FDA/National Center for Toxicological Research, 3900 NCTR Rd, Jefferson, AR, 72079, USA.
University of Arkansas at Little Rock, 2801 S. University Ave, Little Rock, AR, 72204, USA.
BMC Med Inform Decis Mak. 2020 Apr 15;20(1):68. doi: 10.1186/s12911-020-1078-3.
Drug label, or packaging insert play a significant role in all the operations from production through drug distribution channels to the end consumer. Image of the label also called Display Panel or label could be used to identify illegal, illicit, unapproved and potentially dangerous drugs. Due to the time-consuming process and high labor cost of investigation, an artificial intelligence-based deep learning model is necessary for fast and accurate identification of the drugs.
In addition to image-based identification technology, we take advantages of rich text information on the pharmaceutical package insert of drug label images. In this study, we developed the Drug Label Identification through Image and Text embedding model (DLI-IT) to model text-based patterns of historical data for detection of suspicious drugs. In DLI-IT, we first trained a Connectionist Text Proposal Network (CTPN) to crop the raw image into sub-images based on the text. The texts from the cropped sub-images are recognized independently through the Tesseract OCR Engine and combined as one document for each raw image. Finally, we applied universal sentence embedding to transform these documents into vectors and find the most similar reference images to the test image through the cosine similarity.
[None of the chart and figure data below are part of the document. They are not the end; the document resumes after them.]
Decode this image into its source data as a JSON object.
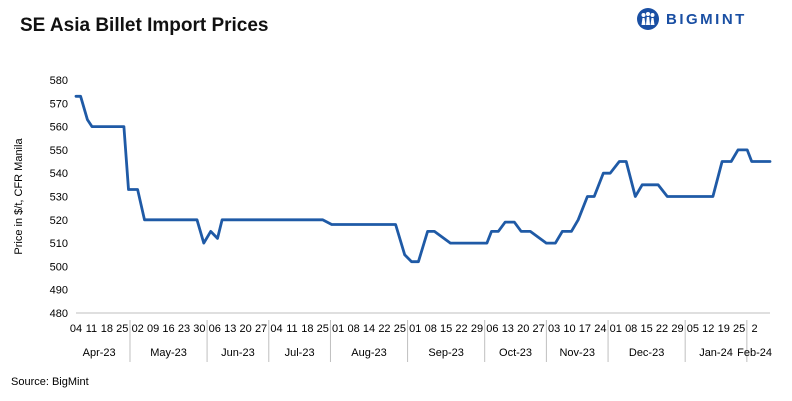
{
  "header": {
    "title": "SE Asia Billet Import Prices",
    "logo_text": "BIGMINT"
  },
  "footer": {
    "source": "Source: BigMint"
  },
  "colors": {
    "line": "#1f5aa6",
    "logo": "#1a4fa3",
    "axis": "#bfbfbf"
  },
  "chart_data": {
    "type": "line",
    "title": "SE Asia Billet Import Prices",
    "ylabel": "Price in $/t, CFR Manila",
    "xlabel": "",
    "ylim": [
      480,
      580
    ],
    "yticks": [
      480,
      490,
      500,
      510,
      520,
      530,
      540,
      550,
      560,
      570,
      580
    ],
    "grid": false,
    "legend": "none",
    "months": [
      {
        "label": "Apr-23",
        "days": [
          "04",
          "11",
          "18",
          "25"
        ]
      },
      {
        "label": "May-23",
        "days": [
          "02",
          "09",
          "16",
          "23",
          "30"
        ]
      },
      {
        "label": "Jun-23",
        "days": [
          "06",
          "13",
          "20",
          "27"
        ]
      },
      {
        "label": "Jul-23",
        "days": [
          "04",
          "11",
          "18",
          "25"
        ]
      },
      {
        "label": "Aug-23",
        "days": [
          "01",
          "08",
          "14",
          "22",
          "25"
        ]
      },
      {
        "label": "Sep-23",
        "days": [
          "01",
          "08",
          "15",
          "22",
          "29"
        ]
      },
      {
        "label": "Oct-23",
        "days": [
          "06",
          "13",
          "20",
          "27"
        ]
      },
      {
        "label": "Nov-23",
        "days": [
          "03",
          "10",
          "17",
          "24"
        ]
      },
      {
        "label": "Dec-23",
        "days": [
          "01",
          "08",
          "15",
          "22",
          "29"
        ]
      },
      {
        "label": "Jan-24",
        "days": [
          "05",
          "12",
          "19",
          "25"
        ]
      },
      {
        "label": "Feb-24",
        "days": [
          "2"
        ]
      }
    ],
    "series": [
      {
        "x": [
          "2023-04-04",
          "2023-04-06",
          "2023-04-09",
          "2023-04-11",
          "2023-04-14",
          "2023-04-18",
          "2023-04-22",
          "2023-04-25",
          "2023-04-27",
          "2023-05-01",
          "2023-05-04",
          "2023-05-09",
          "2023-05-13",
          "2023-05-16",
          "2023-05-20",
          "2023-05-23",
          "2023-05-27",
          "2023-05-30",
          "2023-06-02",
          "2023-06-05",
          "2023-06-07",
          "2023-06-13",
          "2023-06-20",
          "2023-06-27",
          "2023-07-04",
          "2023-07-11",
          "2023-07-18",
          "2023-07-21",
          "2023-07-25",
          "2023-08-01",
          "2023-08-08",
          "2023-08-14",
          "2023-08-19",
          "2023-08-22",
          "2023-08-26",
          "2023-08-29",
          "2023-09-01",
          "2023-09-05",
          "2023-09-08",
          "2023-09-15",
          "2023-09-22",
          "2023-09-29",
          "2023-10-01",
          "2023-10-03",
          "2023-10-06",
          "2023-10-09",
          "2023-10-13",
          "2023-10-16",
          "2023-10-20",
          "2023-10-27",
          "2023-10-31",
          "2023-11-03",
          "2023-11-07",
          "2023-11-10",
          "2023-11-14",
          "2023-11-17",
          "2023-11-21",
          "2023-11-24",
          "2023-11-28",
          "2023-12-01",
          "2023-12-05",
          "2023-12-08",
          "2023-12-12",
          "2023-12-15",
          "2023-12-19",
          "2023-12-22",
          "2023-12-29",
          "2024-01-05",
          "2024-01-08",
          "2024-01-12",
          "2024-01-16",
          "2024-01-19",
          "2024-01-23",
          "2024-01-25",
          "2024-01-30",
          "2024-02-02"
        ],
        "y": [
          573,
          573,
          563,
          560,
          560,
          560,
          560,
          560,
          533,
          533,
          520,
          520,
          520,
          520,
          520,
          520,
          520,
          510,
          515,
          512,
          520,
          520,
          520,
          520,
          520,
          520,
          520,
          520,
          518,
          518,
          518,
          518,
          518,
          518,
          505,
          502,
          502,
          515,
          515,
          510,
          510,
          510,
          510,
          515,
          515,
          519,
          519,
          515,
          515,
          510,
          510,
          515,
          515,
          520,
          530,
          530,
          540,
          540,
          545,
          545,
          530,
          535,
          535,
          535,
          530,
          530,
          530,
          530,
          530,
          545,
          545,
          550,
          550,
          545,
          545,
          545
        ]
      }
    ]
  }
}
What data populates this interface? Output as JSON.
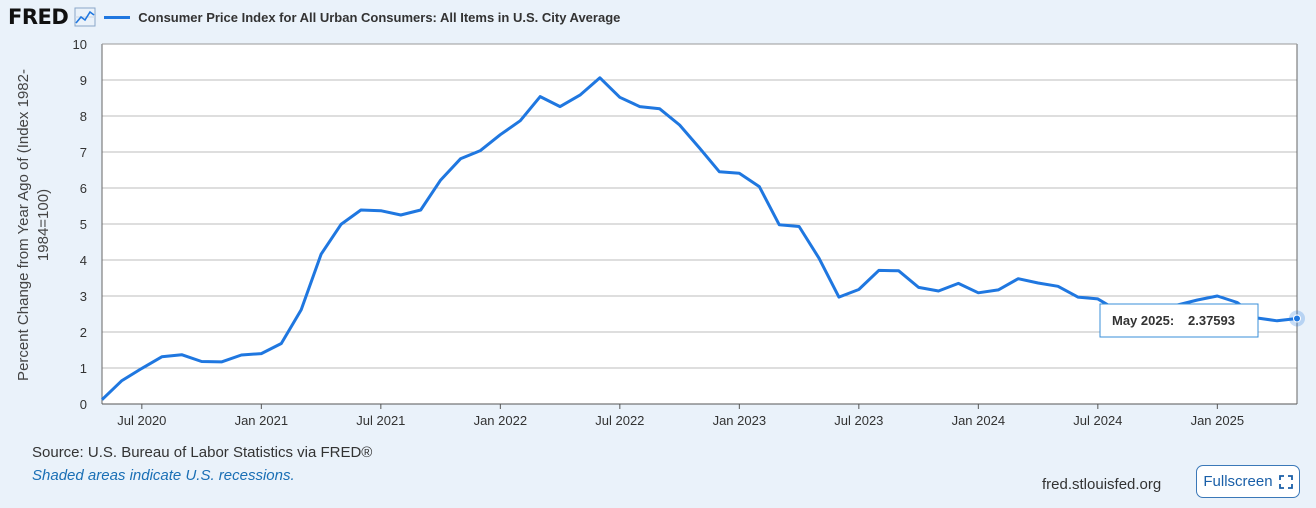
{
  "header": {
    "logo_text": "FRED",
    "legend_title": "Consumer Price Index for All Urban Consumers: All Items in U.S. City Average"
  },
  "footer": {
    "source": "Source: U.S. Bureau of Labor Statistics via FRED®",
    "recession_note": "Shaded areas indicate U.S. recessions.",
    "site": "fred.stlouisfed.org",
    "fullscreen_label": "Fullscreen"
  },
  "colors": {
    "series": "#1f77e0",
    "background": "#eaf2fa",
    "plot": "#ffffff",
    "grid": "#bdbdbd"
  },
  "icons": [
    "chart-icon",
    "fullscreen-icon"
  ],
  "chart_data": {
    "type": "line",
    "title": "",
    "ylabel": "Percent Change from Year Ago of (Index 1982-1984=100)",
    "ylim": [
      0,
      10
    ],
    "yticks": [
      0,
      1,
      2,
      3,
      4,
      5,
      6,
      7,
      8,
      9,
      10
    ],
    "xlim": [
      "2020-05",
      "2025-05"
    ],
    "xticks": [
      {
        "label": "Jul 2020",
        "date": "2020-07"
      },
      {
        "label": "Jan 2021",
        "date": "2021-01"
      },
      {
        "label": "Jul 2021",
        "date": "2021-07"
      },
      {
        "label": "Jan 2022",
        "date": "2022-01"
      },
      {
        "label": "Jul 2022",
        "date": "2022-07"
      },
      {
        "label": "Jan 2023",
        "date": "2023-01"
      },
      {
        "label": "Jul 2023",
        "date": "2023-07"
      },
      {
        "label": "Jan 2024",
        "date": "2024-01"
      },
      {
        "label": "Jul 2024",
        "date": "2024-07"
      },
      {
        "label": "Jan 2025",
        "date": "2025-01"
      }
    ],
    "grid": true,
    "series": [
      {
        "name": "Consumer Price Index for All Urban Consumers: All Items in U.S. City Average",
        "x": [
          "2020-05",
          "2020-06",
          "2020-07",
          "2020-08",
          "2020-09",
          "2020-10",
          "2020-11",
          "2020-12",
          "2021-01",
          "2021-02",
          "2021-03",
          "2021-04",
          "2021-05",
          "2021-06",
          "2021-07",
          "2021-08",
          "2021-09",
          "2021-10",
          "2021-11",
          "2021-12",
          "2022-01",
          "2022-02",
          "2022-03",
          "2022-04",
          "2022-05",
          "2022-06",
          "2022-07",
          "2022-08",
          "2022-09",
          "2022-10",
          "2022-11",
          "2022-12",
          "2023-01",
          "2023-02",
          "2023-03",
          "2023-04",
          "2023-05",
          "2023-06",
          "2023-07",
          "2023-08",
          "2023-09",
          "2023-10",
          "2023-11",
          "2023-12",
          "2024-01",
          "2024-02",
          "2024-03",
          "2024-04",
          "2024-05",
          "2024-06",
          "2024-07",
          "2024-08",
          "2024-09",
          "2024-10",
          "2024-11",
          "2024-12",
          "2025-01",
          "2025-02",
          "2025-03",
          "2025-04",
          "2025-05"
        ],
        "values": [
          0.12,
          0.65,
          0.99,
          1.31,
          1.37,
          1.18,
          1.17,
          1.36,
          1.4,
          1.68,
          2.62,
          4.16,
          4.99,
          5.39,
          5.37,
          5.25,
          5.39,
          6.22,
          6.81,
          7.04,
          7.48,
          7.87,
          8.54,
          8.26,
          8.58,
          9.06,
          8.52,
          8.26,
          8.2,
          7.75,
          7.11,
          6.45,
          6.41,
          6.04,
          4.98,
          4.93,
          4.05,
          2.97,
          3.18,
          3.71,
          3.7,
          3.24,
          3.14,
          3.35,
          3.09,
          3.17,
          3.48,
          3.36,
          3.27,
          2.97,
          2.92,
          2.59,
          2.41,
          2.6,
          2.75,
          2.89,
          3.0,
          2.82,
          2.39,
          2.31,
          2.37593
        ]
      }
    ],
    "tooltip": {
      "label": "May 2025:",
      "value": "2.37593"
    }
  }
}
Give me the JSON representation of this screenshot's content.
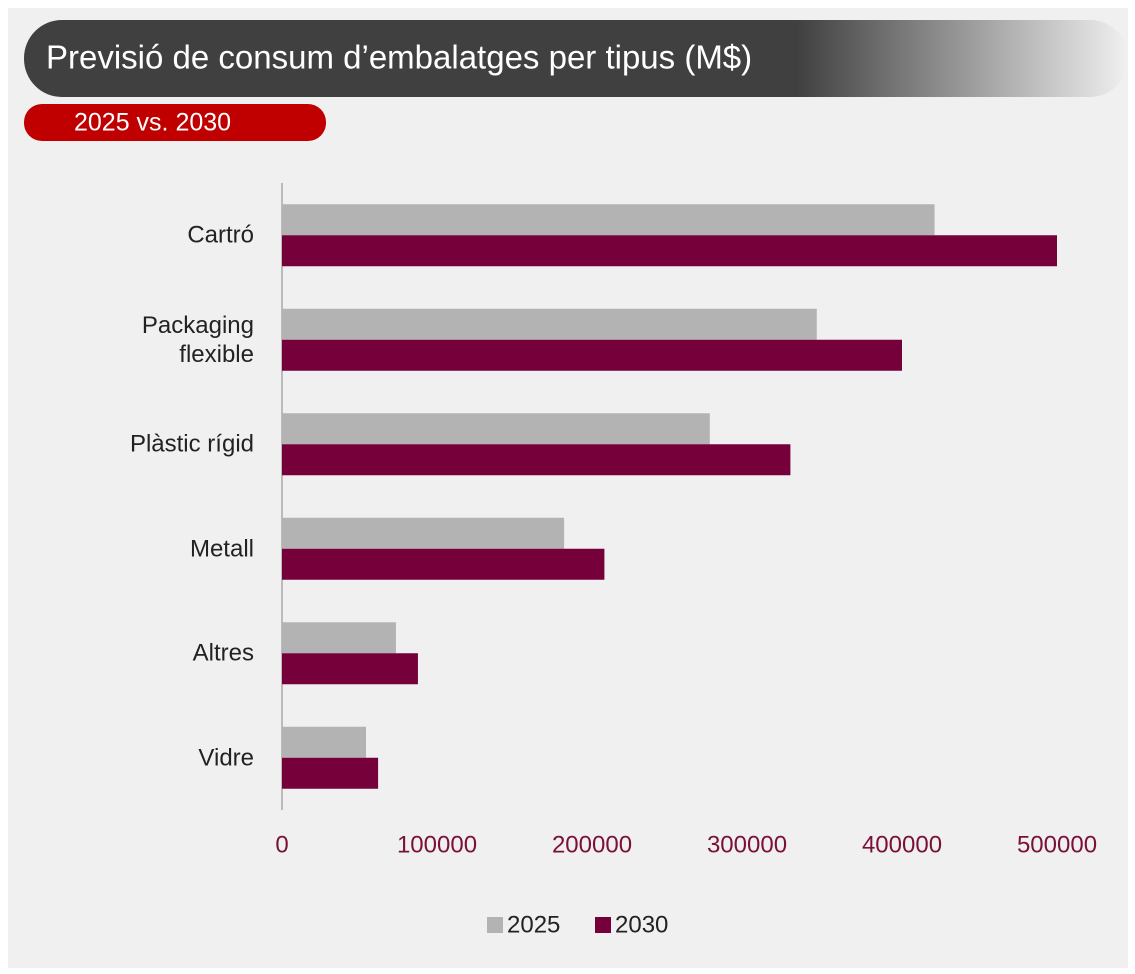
{
  "chart_data": {
    "type": "hbar",
    "title": "Previsió de consum d’embalatges per tipus (M$)",
    "subtitle": "2025 vs. 2030",
    "categories": [
      "Cartró",
      "Packaging flexible",
      "Plàstic rígid",
      "Metall",
      "Altres",
      "Vidre"
    ],
    "series": [
      {
        "name": "2025",
        "color": "#b3b3b3",
        "values": [
          421000,
          345000,
          276000,
          182000,
          73500,
          54200
        ]
      },
      {
        "name": "2030",
        "color": "#75003a",
        "values": [
          500000,
          400000,
          328000,
          208000,
          87700,
          62000
        ]
      }
    ],
    "xlim": [
      0,
      500000
    ],
    "xticks": [
      0,
      100000,
      200000,
      300000,
      400000,
      500000
    ],
    "grid": false,
    "legend": "bottom"
  }
}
We trained the DLI-IT model on 1749 opioid and 2365 non-opioid drug label images. The model was then tested on 300 external opioid drug label images, the result demonstrated our model achieves up-to 88% of the precision in drug label identification, which outperforms previous image-based or text-based identification method by up-to 35% improvement.
To conclude, by combining Image and Text embedding analysis under deep learning framework, our DLI-IT approach achieved a competitive performance in advancing drug label identification.
药品标签或包装插页在从生产到药品分销渠道再到最终消费者的所有环节中都发挥着重要作用。标签的图像也称为展示面板或标签,可用于识别非法、违禁、未经批准和潜在危险的药品。由于调查过程耗时且劳动成本高,因此需要基于人工智能的深度学习模型来快速准确地识别药品。
除了基于图像的识别技术外,我们还利用药品标签图像的包装插页上丰富的文本信息。在这项研究中,我们开发了通过图像和文本嵌入模型识别药品标签(DLI-IT),以对历史数据的基于文本的模式进行建模,从而检测可疑药品。在 DLI-IT 中,我们首先训练一个连接文本提议网络(CTPN),根据文本将原始图像裁剪成子图像。通过 Tesseract OCR 引擎识别裁剪后的子图像中的文本,并将其组合成每个原始图像的一个文档。最后,我们应用通用句子嵌入将这些文档转换为向量,并通过余弦相似度找到与测试图像最相似的参考图像。
我们在 1749 张阿片类药物和 2365 张非阿片类药物标签图像上训练了 DLI-IT 模型。然后,我们在 300 张外部阿片类药物标签图像上对该模型进行了测试,结果表明,我们的模型在药物标签识别方面的准确率高达 88%,比以前的基于图像或基于文本的识别方法提高了高达 35%。
总之,通过在深度学习框架下结合图像和文本嵌入分析,我们的 DLI-IT 方法在推进药物标签识别方面取得了有竞争力的性能。